At any given moment, all of us are the products of our genes, the things we have learned, the experiences we have had, and the thousands of choices we have made over the course of our lifetimes.
One individual whose present condition resulted from such choices is Jim Dickinson, a 76-year-old retired Navy enlisted man who lives in a quiet, comfortable neighborhood in Bethesda, Maryland. When he unbuttons his shirt, he sees in the center of his chest the vertical red scar from recent surgery to remove a golf ball-sized tumor from his left lung. Under his right armpit is a scar from surgery in the summer of 1996 to remove the middle lobe from his right lung. As he contemplates the cancers, Dickinson says, “That’s 58 years of cigarettes. ... I wish I had never smoked.”
After growing up in the 1930s, Dickinson went to the University of Georgia so he could distance himself from his demanding father in New York. In 1942, shortly after the Japanese attack on Pearl Harbor, the son made more choices. He enlisted in the Navy and volunteered for submarine duty. He was a plank owner in the USS Puffer (SS-268). He enjoyed the camaraderie with the crew and the liberty opportunities in Australia.
Eight war patrols—“runs,” as the submarine veterans (Sub Vets) call them—were the price he paid for his choice of duty. During the first run, in October 1943, the Puffer was in the Makassar Strait near Borneo. She attacked a tanker and then underwent a merciless depth-charging by a Japanese torpedo boat that held her down for nearly 40 hours.
As he sits at his kitchen table, Dickinson peruses the small diary he kept surreptitiously during the war. It reminds him of the fear that engulfed the young fireman second class and his shipmates during their ordeal. They could hear the splashes as depth charges hit the water, the click of detonators, and the explosions that rocked the boat. The air grew foul. Shutting off the air-conditioning let the temperature rise to 125°. Bodies were drenched with sweat, and some men urinated in their uniforms because the terror was so intense. Some resorted to prayer, others to anger and swearing. Some essentially went berserk as discipline broke down. At last the Puffer surfaced, and Dickinson breathed clean air again. Everything else in his wartime experience was easier by comparison.
In time, Jim Dickinson became an engineman first class, but in 1957 he opted out of active duty following 15 years of service. He then completed eight years in the reserves to qualify for retirement. The choice of civilian life came, he says, because the Navy had become “a strange world. I felt like I didn’t belong anymore. I felt outdated.”

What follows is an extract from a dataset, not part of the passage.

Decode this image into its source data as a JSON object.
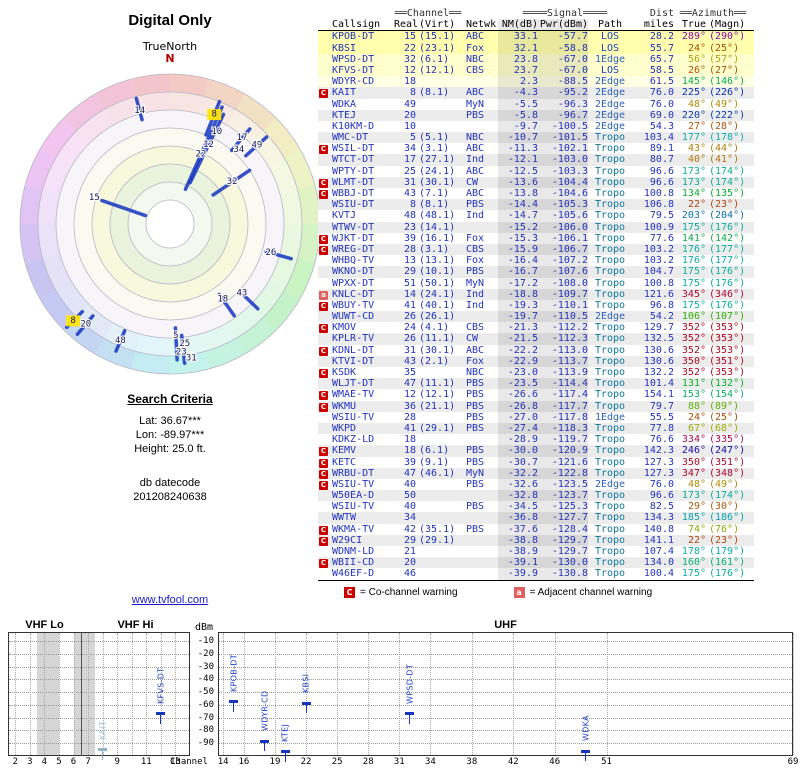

He had, in the meantime, made another critical choice. In 1956 he married Mardalee Bishop—the daughter of an Army colonel—whose heritage traced back to the earliest days of the nation. Navy life had its aftereffects. In the early years of their marriage, Jim’s legs kicked out in bed as his subconscious mind relived the experience of being pounded by depth charges. The kicking woke Mardalee, who, in turn, woke Jim and brought him back to the present.
As a civilian once again, Dickinson drew on his Navy experience to begin a second career as a maintenance man, and later a supervisor, at the National Institutes of Health in Bethesda. That job lasted for 20 years until his retirement in 1977. Afterward he and his wife traveled, frequently going to reunions of Sub Vets to recall the wartime years.
His 1942 choice of the Navy shaped Dickinson’s choice of health care provider in his retirement years. The National Naval Medical Center in Bethesda was the site of his two cancer operations and subsequent recuperation periods. The time he spent alone in a private room gave him the opportunity to reflect on his life. He found sources of satisfaction and also wondered about the things he might have done differently. His foremost conclusion: “I married a good woman. She was the best thing that could have happened to me.”
Dickinson’s recovery from his latest surgery may take months as he regains strength in his 118- pound body, as he builds stamina, and as he finds it easier to walk on feet that were for a time so swollen he couldn’t put them into his shoes.
He has chosen a quiet life for the present. He relaxes with the newspaper, radio, or television. He no longer goes to the Sub Vets’ gatherings because he’s heard all the stories already. His wife and grandchildren recently made a cruise to Bermuda without him because he didn’t want to put up with the ship-board folderol.
In Jim Dickinson’s scrapbook is a photo of a tombstone already erected in the graveyard of the small church in Ironsides, Maryland, where he and Mardalee were married. Etched into the stone are the names of the couple and their dates of birth. Above her name is the insignia of the Daughters of the American Revolution. Above his is the logo of the Sub Vets. Thus the results of some choices continue—even after the lives of those who made them.